Destination : 269 , Temps d'Ailleurs


Pluie de Sable

Je ne suis qu’un grain de sable, minuscule, infime. Je ne suis que poussière parmi mes semblables, identique aux milliards de milliards d’autres qui m’entourent. Je suis né dans ce pays, dans la chaleur des journées de soleil et le froid des nuits. Je suis fils du désert, je suis fait du désert, je suis le désert. Sahara, c’est mon père, mon ventre maternel, mon sang, ma patrie. Il est moi et je suis lui.

Pourtant, ce soir, je le sens, ma vie va être bouleversée à tout jamais. Je le sais, je l’ai senti quand ce vent a commencé de souffler, un peu plus tôt dans l’après-midi. Et là, dans le crépuscule des dunes, il gagne en intensité, il se gonfle et tourbillonne au-dessus de nos têtes, effleurant l’erg dans lequel je vis, modelant et remodelant le paysage sous son souffle chaud. Un vent révolutionnaire, un vent de liberté qui fait surgir en moi un besoin irrépressible : l’envie d’ailleurs.

Bientôt, nous sommes des milliers à frissonner de ce même élan et, bientôt, les plus intrépides d’entre nous se laissent arracher du sol qui jusque-là représentait notre havre de paix et de sécurité. Je fais partie de ces pionniers.
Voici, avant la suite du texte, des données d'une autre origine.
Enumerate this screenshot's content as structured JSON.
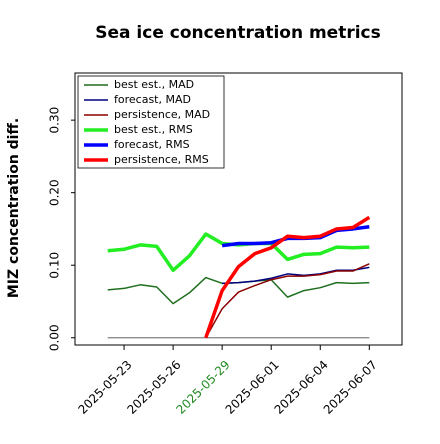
{
  "chart_data": {
    "type": "line",
    "title": "Sea ice concentration metrics",
    "ylabel": "MIZ concentration diff.",
    "x": [
      "2025-05-22",
      "2025-05-23",
      "2025-05-24",
      "2025-05-25",
      "2025-05-26",
      "2025-05-27",
      "2025-05-28",
      "2025-05-29",
      "2025-05-30",
      "2025-05-31",
      "2025-06-01",
      "2025-06-02",
      "2025-06-03",
      "2025-06-04",
      "2025-06-05",
      "2025-06-06",
      "2025-06-07"
    ],
    "series": [
      {
        "name": "best est., MAD",
        "color": "#1f6f1f",
        "values": [
          0.066,
          0.068,
          0.073,
          0.07,
          0.047,
          0.062,
          0.083,
          0.075,
          0.076,
          0.078,
          0.08,
          0.056,
          0.065,
          0.069,
          0.076,
          0.075,
          0.076
        ]
      },
      {
        "name": "forecast,  MAD",
        "color": "#00007f",
        "values": [
          null,
          null,
          null,
          null,
          null,
          null,
          null,
          0.075,
          0.076,
          0.078,
          0.082,
          0.088,
          0.086,
          0.088,
          0.093,
          0.093,
          0.097
        ]
      },
      {
        "name": "persistence, MAD",
        "color": "#8b0000",
        "values": [
          null,
          null,
          null,
          null,
          null,
          null,
          0.0,
          0.04,
          0.063,
          0.072,
          0.08,
          0.085,
          0.085,
          0.087,
          0.092,
          0.092,
          0.102
        ]
      },
      {
        "name": "best est., RMS",
        "color": "#22ee22",
        "values": [
          0.12,
          0.122,
          0.128,
          0.126,
          0.093,
          0.113,
          0.143,
          0.13,
          0.128,
          0.13,
          0.13,
          0.108,
          0.115,
          0.116,
          0.125,
          0.124,
          0.125
        ]
      },
      {
        "name": "forecast,  RMS",
        "color": "#0000ff",
        "values": [
          null,
          null,
          null,
          null,
          null,
          null,
          null,
          0.127,
          0.13,
          0.13,
          0.131,
          0.137,
          0.137,
          0.138,
          0.148,
          0.15,
          0.153
        ]
      },
      {
        "name": "persistence, RMS",
        "color": "#ff0000",
        "values": [
          null,
          null,
          null,
          null,
          null,
          null,
          0.0,
          0.065,
          0.098,
          0.116,
          0.124,
          0.14,
          0.138,
          0.14,
          0.15,
          0.152,
          0.166
        ]
      }
    ],
    "xlim": [
      "2025-05-20",
      "2025-06-09"
    ],
    "xticks": [
      "2025-05-23",
      "2025-05-26",
      "2025-05-29",
      "2025-06-01",
      "2025-06-04",
      "2025-06-07"
    ],
    "highlight_xtick": "2025-05-29",
    "highlight_color": "#228b22",
    "ylim": [
      -0.01,
      0.365
    ],
    "yticks": [
      {
        "value": 0,
        "label": "0.00"
      },
      {
        "value": 0.1,
        "label": "0.10"
      },
      {
        "value": 0.2,
        "label": "0.20"
      },
      {
        "value": 0.3,
        "label": "0.30"
      }
    ],
    "legend": "upper left",
    "grid": false
  }
}
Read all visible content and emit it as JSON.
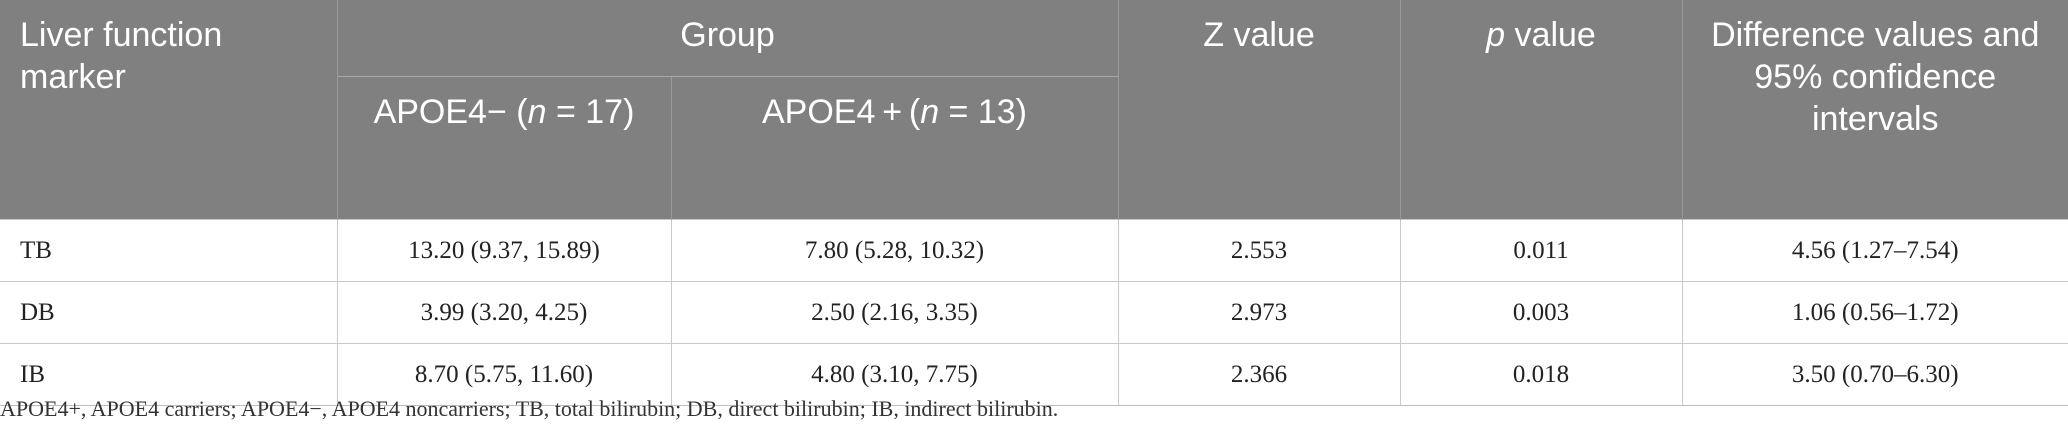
{
  "table": {
    "header": {
      "marker_label": "Liver function marker",
      "group_label": "Group",
      "group_sub": [
        {
          "prefix": "APOE4− (",
          "n": "n",
          "suffix": " = 17)"
        },
        {
          "prefix": "APOE4 + (",
          "n": "n",
          "suffix": " = 13)"
        }
      ],
      "z_label": "Z value",
      "p_italic": "p",
      "p_rest": " value",
      "diff_label": "Difference values and 95% confidence intervals"
    },
    "rows": [
      {
        "marker": "TB",
        "neg": "13.20 (9.37, 15.89)",
        "pos": "7.80 (5.28, 10.32)",
        "z": "2.553",
        "p": "0.011",
        "diff": "4.56 (1.27–7.54)"
      },
      {
        "marker": "DB",
        "neg": "3.99 (3.20, 4.25)",
        "pos": "2.50 (2.16, 3.35)",
        "z": "2.973",
        "p": "0.003",
        "diff": "1.06 (0.56–1.72)"
      },
      {
        "marker": "IB",
        "neg": "8.70 (5.75, 11.60)",
        "pos": "4.80 (3.10, 7.75)",
        "z": "2.366",
        "p": "0.018",
        "diff": "3.50 (0.70–6.30)"
      }
    ]
  },
  "footnote": "APOE4+, APOE4 carriers; APOE4−, APOE4 noncarriers; TB, total bilirubin; DB, direct bilirubin; IB, indirect bilirubin."
}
La soif d’aventure nous tient, bien plus sûrement que le manque d’eau auquel nous sommes habitués. Bientôt, nous sommes des milliers à tourbillonner au-dessus de notre terre natale. Le vent joue avec nous, le vent se joue de nous et nous nous laissons griser.

Tout à coup, un souffle puissant nous pousse dans un courant et nous sommes aspirés dans ce tourbillon qui file vers le Nord. Sous nos pieds, je découvre pour la première fois l’immensité flamboyante du désert, j’admire ses courbes alanguies sous le soleil couchant. Nous atteignons la mer, cette matrice légendaire dont les anciens nous ont tant parlé, celle qui nous a hébergés, nourris en son sein avant de se retirer pour nous laisser, éternellement assoiffés. A bien y penser, désert et mer me semblent unis dans la fraternité : l’un blond et l’autre sombre, parcourus tous deux des mêmes ondulations mouvantes, frissonnant sous la caresse du vent.

Nous atteignons les côtes andalouses alors que la nuit tombe. La Lune éclaire la terre de sa blanche lumière et je devine des villes blanches et fières, des maisons éclairées dans les campagnes, des vies qui s’agitent à des centaines de kilomètres au-dessus de nous avant de s’endormir peu à peu. Chacun de ces hommes et femmes est finalement si semblable à chacun de nous, petits grains de sables jetés dans la marée du monde. J’entends minuit sonner au clocher de la Puerta del Sol, Madrid s’étire dans son sommeil, sans se rendre compte de notre passage. Certains de mes compagnons de voyage commencent à faiblir, pas moi. Je me sens porté par cette énergie et puis... je ne veux pas abandonner maintenant, pas avant…

Il me faut patienter encore plusieurs heures avant de les apercevoir enfin. La silhouette crénelée se découpe au clair de lune, nous offrant son profil comme une ligne d’horizon. Les montagnes de roches s’élèvent dans le ciel, certaines culminent sous les nuages et la traversée s’annonce ardue. Je songe à tous ceux qui, dans un sens ou dans l’autre, on fait le chemin en bas, dans la neige, le froid, le danger. Obstinés et courageux, portés par la même soif de liberté que moi. S’ils y sont arrivés, j’y arriverai moi aussi !

De nombreux compagnons sont tombés en cours de route et demain, les pyrénéens émerveillés découvriront un paysage de neige orangée. Dans quelques semaines, ils commenceront à se dissoudre avec la fonte des neiges, imprègneront cette terre et ces eaux souterraines d’un subtil parfum venu du Sud.

Je suis encore du voyage mais mes forces s’affaiblissent. Je suis engourdie, par le froid, l’épuisement et l’ivresse du voyage accompli. L’aube naissante me surprend et j’y vois comme un signe : ma route s’achève ici. Je salue ceux qui continuent et lentement, je me laisse tomber avec d’autres compagnons. Le vent nous dépose avec délicatesse sur cette terre inconnue qui m’offre son hospitalité. Avant de fermer les yeux, j’aperçois une dernière fois le nuage orange qui poursuit vers le Nord. Et je m’endors, ivre de fatigue et de bonheur.

Moi, minuscule, infime, petit grain de sable du Grand désert du Sahara, j’ai accompli le plus grand des voyages pour venir mourir ici, en terre de France.